Das macht es schwer, eine seriöse Einschätzung abzugeben, wie gut der VfL gerüstet ist - in einer Saison, in der die Spitzenclubs Bayern und BVB die vorgeschobene Corona-Demut ziemlich unverblümt durch schulterzuckende Transfer-Hemmungslosigkeit ersetzt haben. Soll man sagen, dass wir uns zum Glück derzeit nicht mehr mit diesen Kalibern auf Augenhöhe messen müssen und kleinere Brötchen zu backen haben? Wie auch immer: Natürlich kann Gladbach auch weiterhin in einzelnen Spielen jedes Topteam gefährden. Und jeder Erfolg wird umso süßer schmecken.
Doch der Fokus muss auf anderen Zielen liegen: Gesundes Überwinden der finanziell fordernden Corona-Zeit, Aufbau bzw. Halten einer schlagkräftigen Mannschaft und deren geschickte Verjüngung und Weiterentwicklung mit einem unaufgeregten, realistischen Trainer. Eine sichere Saison ohne Abstiegsnöte, aber mit der Hoffnung, positiv zu überraschen - das ist das, was für diese Saison das Ziel sein muss. Glücklicherweise scheinen Verantwortliche und Fans das ziemlich ähnlich einzuschätzen.

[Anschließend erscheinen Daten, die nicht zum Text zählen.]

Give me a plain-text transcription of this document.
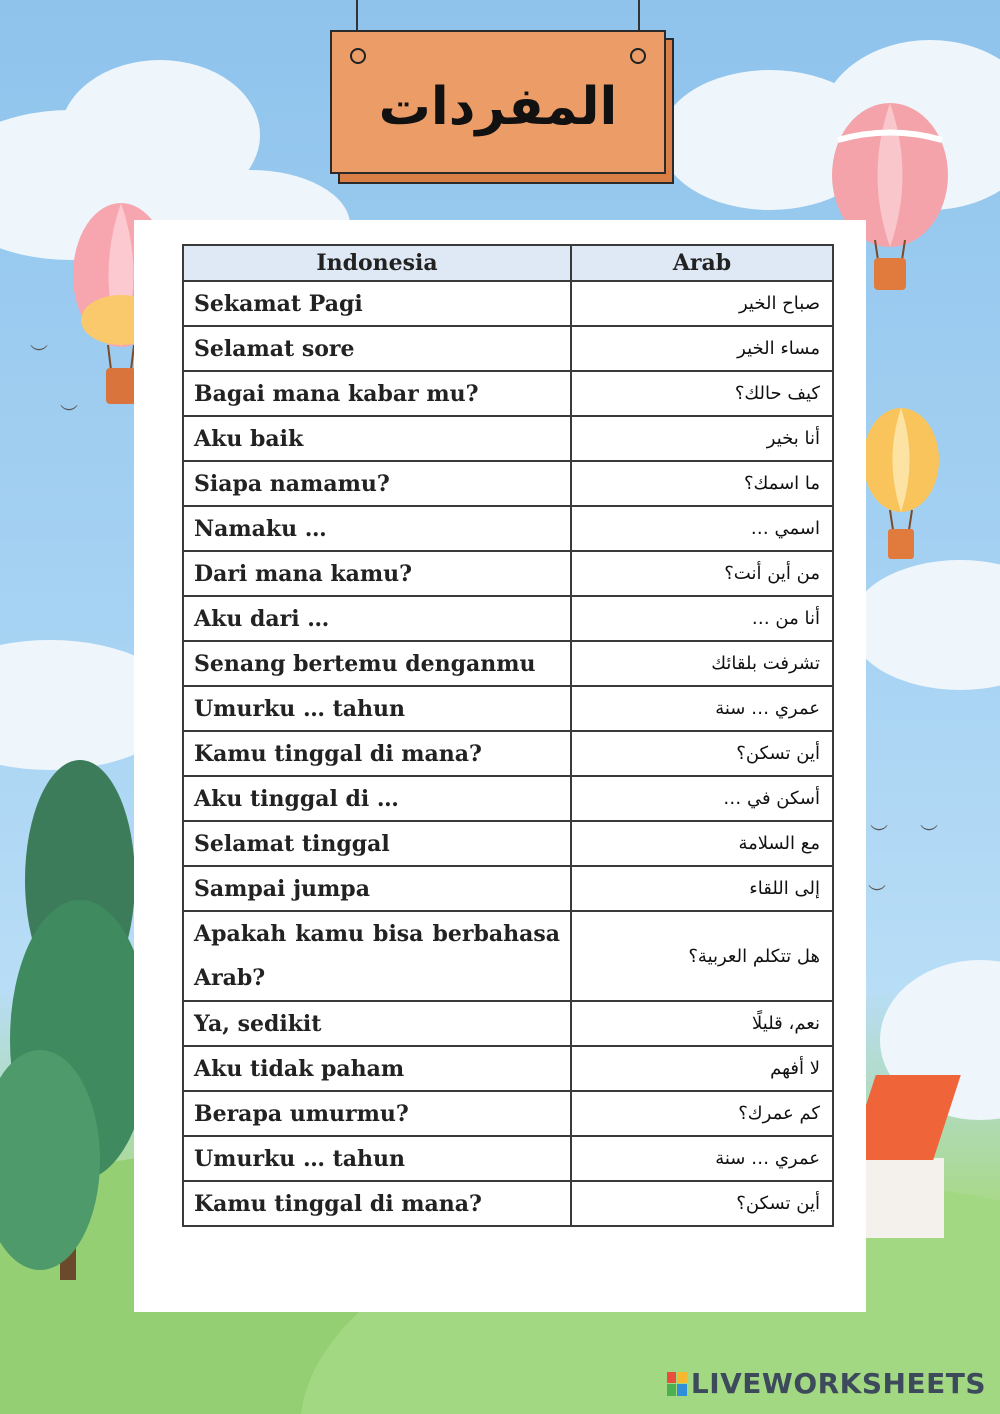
︶
︶
︶ ︶
︶
المفردات
Indonesia	Arab
Sekamat Pagi	صباح الخير
Selamat sore	مساء الخير
Bagai mana kabar mu?	كيف حالك؟
Aku baik	أنا بخير
Siapa namamu?	ما اسمك؟
Namaku …	اسمي …
Dari mana kamu?	من أين أنت؟
Aku dari …	أنا من …
Senang bertemu denganmu	تشرفت بلقائك
Umurku … tahun	عمري … سنة
Kamu tinggal di mana?	أين تسكن؟
Aku tinggal di …	أسكن في …
Selamat tinggal	مع السلامة
Sampai jumpa	إلى اللقاء
Apakah kamu bisa berbahasa Arab?	هل تتكلم العربية؟
Ya, sedikit	نعم، قليلًا
Aku tidak paham	لا أفهم
Berapa umurmu?	كم عمرك؟
Umurku … tahun	عمري … سنة
Kamu tinggal di mana?	أين تسكن؟
LIVEWORKSHEETS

Und immerhin, es gab ja Entscheidungen - unter dem Strich nur gute. Breel Embolo geht für gutes Geld nach Frankreich. Er hinterlässt aber auch eine Lücke, weil es einen solchen Stürmertyp im Kader sonst nicht gibt. Und natürlich hätte ich ihn als Typ weiter gern in unserem Trikot gesehen und vielleicht auch doch noch seinen endgültigen Durchbruch in die Topklasse der Bundesligastürmer erlebt.
Andererseits steckt in seinem Abgang und seiner Ablöse - wie bei Zakaria - auch eine Art verzinster Dank und eine gewisse Wertschätzung gegenüber dem Verein, der ihn in den vergangenen Jahren wieder in die richtige Spur gebracht hat.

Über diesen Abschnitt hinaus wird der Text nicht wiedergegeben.